News of the deal came as Pandox reported its third-quarter results, with Ebitda up 19% on the year  to SKr610m (USD71m). Net operating profit from property management was up 3% to SKr511m and net operating profit from operator activities was up 44% to SKr129m.

In the Nordics, there was growth in Norway and Finland driven by Oslo and Helsinki. In Copenhagen the development was described as “stable”. In Stockholm the underlying demand remained strong, but revpar decreased due to the addition of new room capacity to the market. Nissen retained his faith in the region, adding: “It’s a great market, very profitable, very stable and in the big cities there is an international flavour.”

Looking ahead, the group said that, supported by previous acquisitions and anticipated organic growth driven by markets and profitable investments in the existing portfolio, “the prospects remain good for the remainder of the year”.

HA Perspective [by Katherine Doggrell]: Anders Nissen is known for his ebullient disposition and if anyone could find two positives out of the negative that is Brexit, he’s your man.

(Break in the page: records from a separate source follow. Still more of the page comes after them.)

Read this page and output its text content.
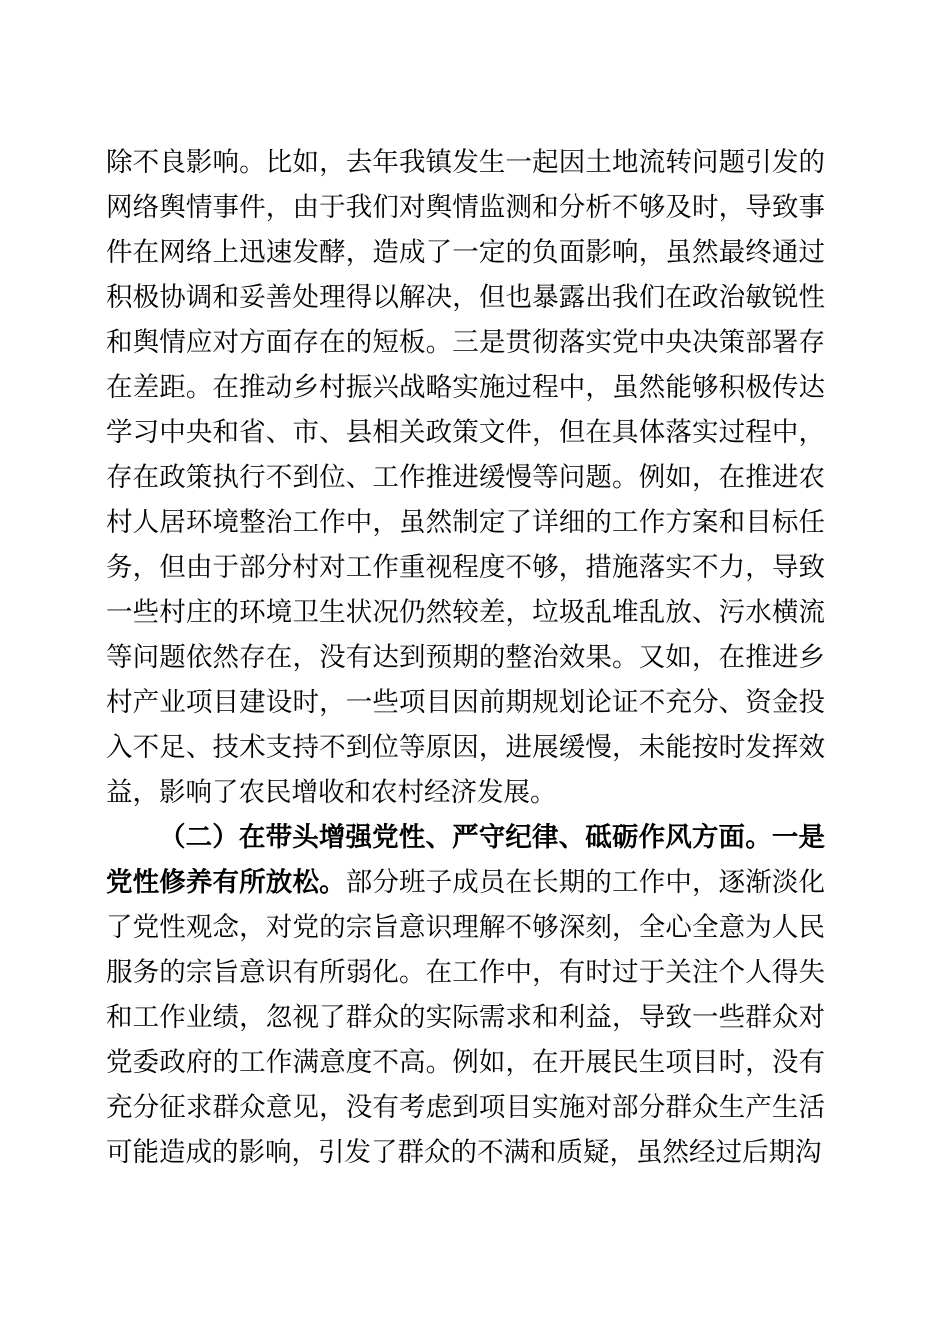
除不良影响。比如，去年我镇发生一起因土地流转问题引发的网络舆情事件，由于我们对舆情监测和分析不够及时，导致事件在网络上迅速发酵，造成了一定的负面影响，虽然最终通过积极协调和妥善处理得以解决，但也暴露出我们在政治敏锐性和舆情应对方面存在的短板。三是贯彻落实党中央决策部署存在差距。在推动乡村振兴战略实施过程中，虽然能够积极传达学习中央和省、市、县相关政策文件，但在具体落实过程中，存在政策执行不到位、工作推进缓慢等问题。例如，在推进农村人居环境整治工作中，虽然制定了详细的工作方案和目标任务，但由于部分村对工作重视程度不够，措施落实不力，导致一些村庄的环境卫生状况仍然较差，垃圾乱堆乱放、污水横流等问题依然存在，没有达到预期的整治效果。又如，在推进乡村产业项目建设时，一些项目因前期规划论证不充分、资金投入不足、技术支持不到位等原因，进展缓慢，未能按时发挥效益，影响了农民增收和农村经济发展。

（二）在带头增强党性、严守纪律、砥砺作风方面。一是党性修养有所放松。部分班子成员在长期的工作中，逐渐淡化了党性观念，对党的宗旨意识理解不够深刻，全心全意为人民服务的宗旨意识有所弱化。在工作中，有时过于关注个人得失和工作业绩，忽视了群众的实际需求和利益，导致一些群众对党委政府的工作满意度不高。例如，在开展民生项目时，没有充分征求群众意见，没有考虑到项目实施对部分群众生产生活可能造成的影响，引发了群众的不满和质疑，虽然经过后期沟
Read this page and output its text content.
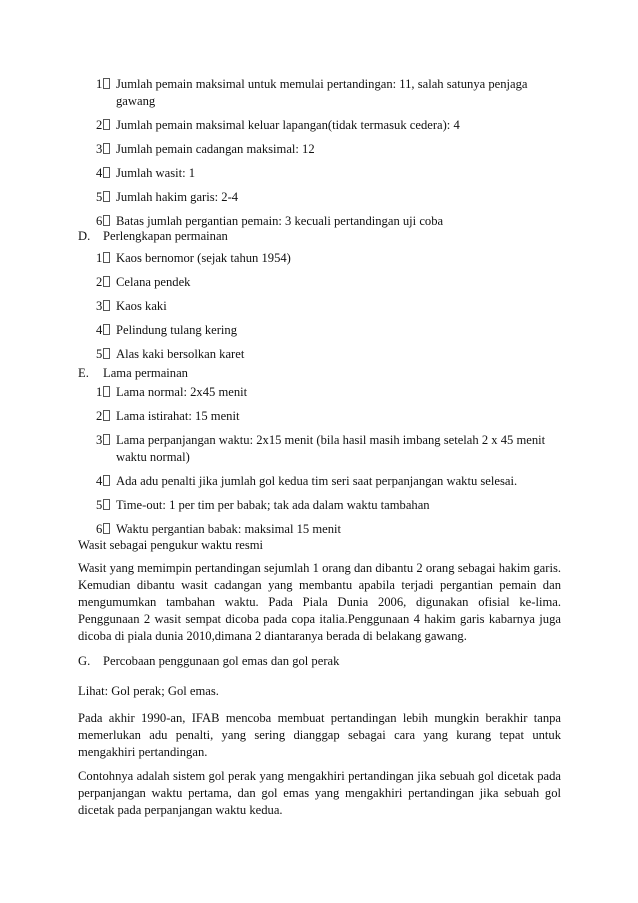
1	Jumlah pemain maksimal untuk memulai pertandingan: 11, salah satunya penjaga gawang
2	Jumlah pemain maksimal keluar lapangan(tidak termasuk cedera): 4
3	Jumlah pemain cadangan maksimal: 12
4	Jumlah wasit: 1
5	Jumlah hakim garis: 2-4
6	Batas jumlah pergantian pemain: 3 kecuali pertandingan uji coba
D. Perlengkapan permainan
1	Kaos bernomor (sejak tahun 1954)
2	Celana pendek
3	Kaos kaki
4	Pelindung tulang kering
5	Alas kaki bersolkan karet
E. Lama permainan
1	Lama normal: 2x45 menit
2	Lama istirahat: 15 menit
3	Lama perpanjangan waktu: 2x15 menit (bila hasil masih imbang setelah 2 x 45 menit waktu normal)
4	Ada adu penalti jika jumlah gol kedua tim seri saat perpanjangan waktu selesai.
5	Time-out: 1 per tim per babak; tak ada dalam waktu tambahan
6	Waktu pergantian babak: maksimal 15 menit
Wasit sebagai pengukur waktu resmi
Wasit yang memimpin pertandingan sejumlah 1 orang dan dibantu 2 orang sebagai hakim garis. Kemudian dibantu wasit cadangan yang membantu apabila terjadi pergantian pemain dan mengumumkan tambahan waktu. Pada Piala Dunia 2006, digunakan ofisial ke-lima. Penggunaan 2 wasit sempat dicoba pada copa italia.Penggunaan 4 hakim garis kabarnya juga dicoba di piala dunia 2010,dimana 2 diantaranya berada di belakang gawang.
G. Percobaan penggunaan gol emas dan gol perak
Lihat: Gol perak; Gol emas.
Pada akhir 1990-an, IFAB mencoba membuat pertandingan lebih mungkin berakhir tanpa memerlukan adu penalti, yang sering dianggap sebagai cara yang kurang tepat untuk mengakhiri pertandingan.
Contohnya adalah sistem gol perak yang mengakhiri pertandingan jika sebuah gol dicetak pada perpanjangan waktu pertama, dan gol emas yang mengakhiri pertandingan jika sebuah gol dicetak pada perpanjangan waktu kedua.
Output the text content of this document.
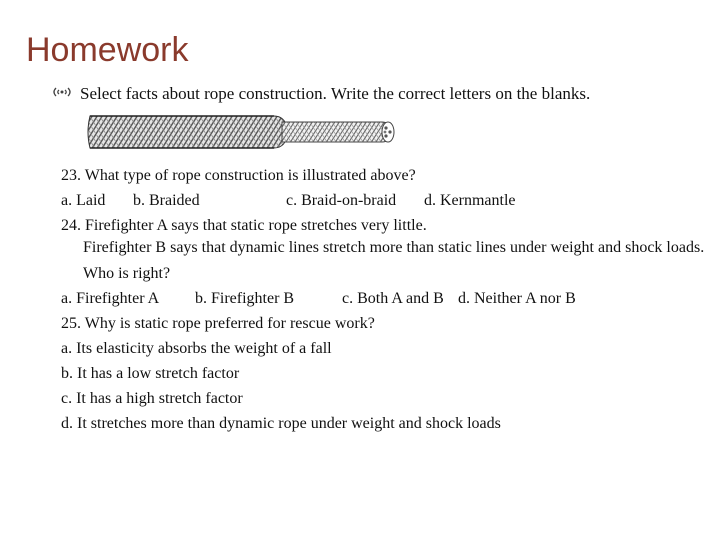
Homework
Select facts about rope construction. Write the correct letters on the blanks.

23. What type of rope construction is illustrated above?

a. Laid b. Braided	c. Braid-on-braid d. Kernmantle

24. Firefighter A says that static rope stretches very little.

Firefighter B says that dynamic lines stretch more than static lines under weight and shock loads.

Who is right?

a. Firefighter A b. Firefighter B	c. Both A and B d. Neither A nor B

25. Why is static rope preferred for rescue work?

a. Its elasticity absorbs the weight of a fall

b. It has a low stretch factor

c. It has a high stretch factor

d. It stretches more than dynamic rope under weight and shock loads
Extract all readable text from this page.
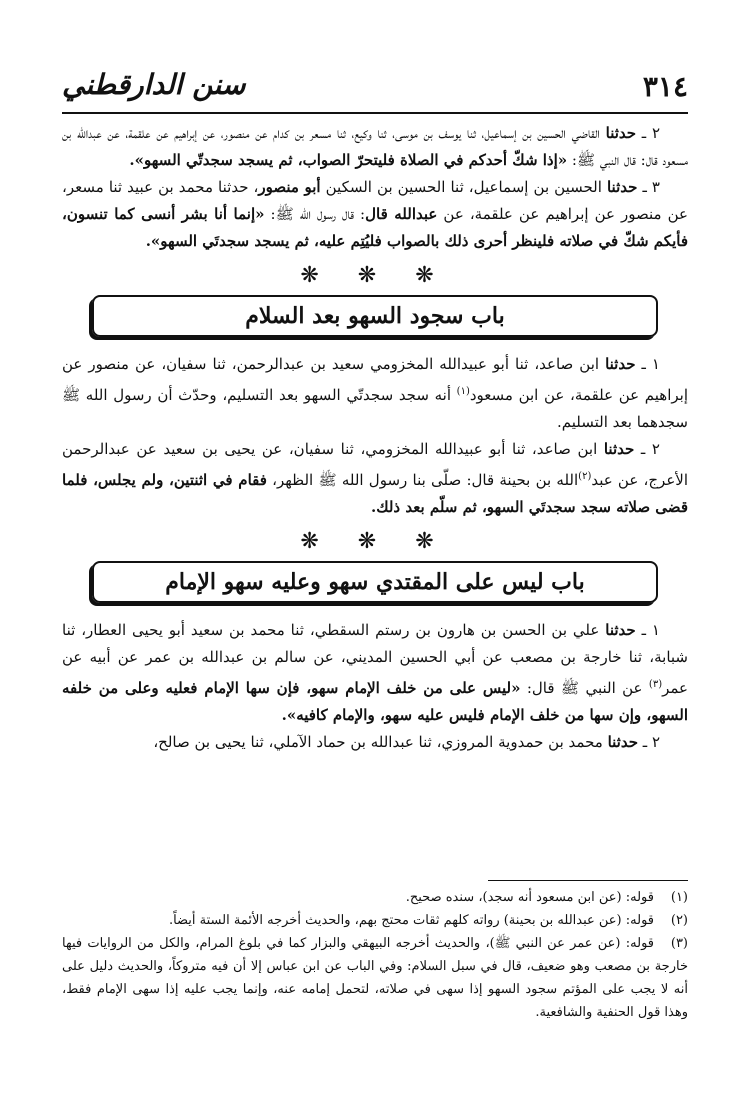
٣١٤
سنن الدارقطني

٢ ـ حدثنا القاضي الحسين بن إسماعيل، ثنا يوسف بن موسى، ثنا وكيع، ثنا مسعر بن كدام عن منصور، عن إبراهيم عن علقمة، عن عبدالله بن مسعود قال: قال النبي ﷺ: «إذا شكّ أحدكم في الصلاة فليتحرّ الصواب، ثم يسجد سجدتّي السهو».

٣ ـ حدثنا الحسين بن إسماعيل، ثنا الحسين بن السكين أبو منصور، حدثنا محمد بن عبيد ثنا مسعر، عن منصور عن إبراهيم عن علقمة، عن عبدالله قال: قال رسول الله ﷺ: «إنما أنا بشر أنسى كما تنسون، فأيكم شكّ في صلاته فلينظر أحرى ذلك بالصواب فليُتِم عليه، ثم يسجد سجدتَي السهو».

❋ ❋ ❋
باب سجود السهو بعد السلام

١ ـ حدثنا ابن صاعد، ثنا أبو عبيدالله المخزومي سعيد بن عبدالرحمن، ثنا سفيان، عن منصور عن إبراهيم عن علقمة، عن ابن مسعود$^{(١)}$ أنه سجد سجدتّي السهو بعد التسليم، وحدّث أن رسول الله ﷺ سجدهما بعد التسليم.

٢ ـ حدثنا ابن صاعد، ثنا أبو عبيدالله المخزومي، ثنا سفيان، عن يحيى بن سعيد عن عبدالرحمن الأعرج، عن عبد$^{(٢)}$الله بن بحينة قال: صلّى بنا رسول الله ﷺ الظهر، فقام في اثنتين، ولم يجلس، فلما قضى صلاته سجد سجدتَي السهو، ثم سلّم بعد ذلك.

❋ ❋ ❋
باب ليس على المقتدي سهو وعليه سهو الإمام

١ ـ حدثنا علي بن الحسن بن هارون بن رستم السقطي، ثنا محمد بن سعيد أبو يحيى العطار، ثنا شبابة، ثنا خارجة بن مصعب عن أبي الحسين المديني، عن سالم بن عبدالله بن عمر عن أبيه عن عمر$^{(٣)}$ عن النبي ﷺ قال: «ليس على من خلف الإمام سهو، فإن سها الإمام فعليه وعلى من خلفه السهو، وإن سها من خلف الإمام فليس عليه سهو، والإمام كافيه».

٢ ـ حدثنا محمد بن حمدوية المروزي، ثنا عبدالله بن حماد الآملي، ثنا يحيى بن صالح،

(١)قوله: (عن ابن مسعود أنه سجد)، سنده صحيح.

(٢)قوله: (عن عبدالله بن بحينة) رواته كلهم ثقات محتج بهم، والحديث أخرجه الأئمة الستة أيضاً.

(٣)قوله: (عن عمر عن النبي ﷺ)، والحديث أخرجه البيهقي والبزار كما في بلوغ المرام، والكل من الروايات فيها خارجة بن مصعب وهو ضعيف، قال في سبل السلام: وفي الباب عن ابن عباس إلا أن فيه متروكاً، والحديث دليل على أنه لا يجب على المؤتم سجود السهو إذا سهى في صلاته، لتحمل إمامه عنه، وإنما يجب عليه إذا سهى الإمام فقط، وهذا قول الحنفية والشافعية.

But it’s one thing to buy a hotel in Heathrow and quite another to buy Jury’s Inn. This correspondent had harboured hopes that Pandox would buy Park Inn, when/if Rezidor/Carlson cuts it loose when the five-year plan is announced in January.

Nissen was enthused about Park Inn, telling us: “We love that brand, they do well in Scandinavia, they’re positioned much more efficiently – less F&B and more rooms. We have a strong relationship with them.”

But not as strong as Jury’s Inn, where, now that Lone Star has polished the bannisters, the group is positioned to take advantage of the current strength of the regional market.

Additional comment [by Andrew Sangster]: There are a number of interesting things to note about Pandox’s imminent entry (on a large scale) into the UK market.

Brexit is probably the most obvious thing: and the prospect of this deal is yet more proof that, whatever the net outcome from the UK’s departure from the EU, few people are expecting an economic apocalypse.

For Pandox (or whoever the buyer of the portfolio is), the outcome from Brexit still matters. If Brexit leads to robust growth, then Jurys will look a great buy. But if Brexit impacts the UK economy as negatively as some expect, then the long-term returns from the acquisition are more likely to be mediocre. How well is all this factored into the price or has the currency drop already done that?

Another significant question is how will a champion of leases fare in a market where leases are increasingly shunned, particularly by the major hotel brands? Usually, the answer would be to farm out the hotels to a third-party operator on a lease who would then sign-up a franchise to a global major.

But Pandox likes to do the operations itself in such circumstances so a franchise deal seems more probable. Despite the comments by Anders Nissen, it would a big surprise to see any global brand take on the leases of a portfolio like Jurys. How hard will Nissen try to push his point?